What context engineering really means
A large language model only knows what sits inside its context window at the moment it answers. Context engineering is the craft of filling that window with the smallest useful superset of what the model needs — no more, no less. As the LangChain team puts it, it is the delicate art and science of filling the context window with just the right information for the next step
.
Most agent failures are not model failures. They are context failures: the right information was never retrieved, too much irrelevant information was pulled in, or critical facts were compressed away before the model needed them.
The four ways context goes wrong
- Too many tokens. Raw tool results (web search, PDFs, database dumps) can flood the history with tens of thousands of tokens the agent will never look at again — inflating cost and degrading quality.
- Needs more than fits. Some tasks genuinely require more information than a single context window can hold.
- Niche information. The critical detail is buried in one of a thousand files, and semantic search doesn't surface it.
- No learning loop. The agent keeps repeating the same mistake because useful corrections from users never make it back into its working memory.
Patterns that are working in production
Two of the clearest write-ups on context engineering come from the LangChain team and the Manus team. Together, they point at a consistent set of patterns that every serious AI builder is converging on.
1. Design around the KV-cache
For a production agent, the KV-cache hit rate is arguably the single most important metric — it drives both latency and cost. Cached input tokens on Claude Sonnet are roughly 10× cheaper than uncached ones. That means: keep your prompt prefix stable, make the context append-only, and avoid non-deterministic serialization that silently invalidates the cache.
2. Mask tools, don't remove them
As your action space grows, the temptation is to load tools on demand. Don't. Removing or adding tools mid-run invalidates the cache and confuses the model about past actions. Instead, keep the tool list stable and mask token logits so the model can only choose from the tools that are valid in the current state.
3. Use the file system as context
The most powerful idea: treat a filesystem as unlimited, persistent, agent-operable memory. Large tool results get written to files; the agent keeps only a pointer (a path, a URL, a summary) in its working context, and reads the full content back in only when needed. Claude Code's heavy reliance on ls, glob, and grepis not a quirk — it's a deliberate context-engineering choice.

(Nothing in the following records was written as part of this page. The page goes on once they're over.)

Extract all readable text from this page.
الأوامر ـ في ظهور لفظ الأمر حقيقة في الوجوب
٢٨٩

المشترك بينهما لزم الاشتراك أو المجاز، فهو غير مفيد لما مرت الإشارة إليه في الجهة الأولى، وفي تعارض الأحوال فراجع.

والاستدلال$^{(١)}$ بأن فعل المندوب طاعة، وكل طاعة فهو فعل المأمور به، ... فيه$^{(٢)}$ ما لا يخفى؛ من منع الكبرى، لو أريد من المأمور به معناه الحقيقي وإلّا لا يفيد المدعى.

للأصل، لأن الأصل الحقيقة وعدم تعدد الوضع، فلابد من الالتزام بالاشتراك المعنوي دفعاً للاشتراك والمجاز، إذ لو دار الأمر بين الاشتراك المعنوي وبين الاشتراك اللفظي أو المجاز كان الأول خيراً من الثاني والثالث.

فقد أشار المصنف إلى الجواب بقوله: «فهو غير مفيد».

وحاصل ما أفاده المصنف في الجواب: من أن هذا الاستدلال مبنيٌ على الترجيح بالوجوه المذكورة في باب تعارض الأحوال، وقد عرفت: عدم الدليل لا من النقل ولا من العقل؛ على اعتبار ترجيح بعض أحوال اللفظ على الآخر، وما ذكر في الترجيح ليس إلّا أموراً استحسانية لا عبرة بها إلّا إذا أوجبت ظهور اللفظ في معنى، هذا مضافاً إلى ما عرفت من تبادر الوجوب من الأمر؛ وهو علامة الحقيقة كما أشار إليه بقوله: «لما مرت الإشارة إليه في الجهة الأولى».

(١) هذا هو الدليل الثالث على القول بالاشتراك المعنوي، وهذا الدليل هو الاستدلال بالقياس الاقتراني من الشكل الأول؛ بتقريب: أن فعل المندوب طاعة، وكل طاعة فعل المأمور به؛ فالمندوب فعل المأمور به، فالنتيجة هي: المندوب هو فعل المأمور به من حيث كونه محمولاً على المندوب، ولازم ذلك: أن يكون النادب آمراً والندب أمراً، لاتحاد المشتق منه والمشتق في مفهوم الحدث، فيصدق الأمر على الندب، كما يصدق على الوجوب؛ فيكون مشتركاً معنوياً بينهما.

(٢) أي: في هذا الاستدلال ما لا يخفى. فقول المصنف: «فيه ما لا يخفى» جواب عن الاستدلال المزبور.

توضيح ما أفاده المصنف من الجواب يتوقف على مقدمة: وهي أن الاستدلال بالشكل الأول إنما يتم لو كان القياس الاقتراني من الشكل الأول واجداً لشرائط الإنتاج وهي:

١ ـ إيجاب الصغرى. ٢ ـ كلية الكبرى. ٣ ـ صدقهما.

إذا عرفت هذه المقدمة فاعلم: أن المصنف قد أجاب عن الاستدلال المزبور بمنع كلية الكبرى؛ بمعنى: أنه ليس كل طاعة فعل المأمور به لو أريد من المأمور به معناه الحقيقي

4. Manipulate attention through recitation
Long-horizon agents drift. Manus solves this with a simple trick: the agent maintains and rewrites a todo.mdat every step. That pushes the plan back into recent attention, fighting the classic “lost in the middle” problem without any architectural change.
5. Keep the wrong stuff in
It's tempting to hide failed actions and retry cleanly. Resist it. When the model sees the failed call and the resulting error, it updates its own priors and stops repeating the mistake. Recovery from failure is one of the clearest signals of a truly agentic system.
6. Don't get few-shotted
LLMs are mimics. If your context is full of near-identical action/observation pairs, the model will keep doing the same thing even when it's no longer the right call. Inject small amounts of structured variation to break the pattern.
Why this matters for businesses
For a business evaluating AI, the practical takeaway is this: the quality of an AI product is rarely bottlenecked by the underlying model. It is bottlenecked by how carefully the system curates, compresses, and recalls the right information at each step. Two teams using the exact same model can ship wildly different products based on how well they engineer context.
That's the work. Not prompt tricks. Not model worship. A quiet discipline of shaping context, one step at a time, until the agent becomes reliable.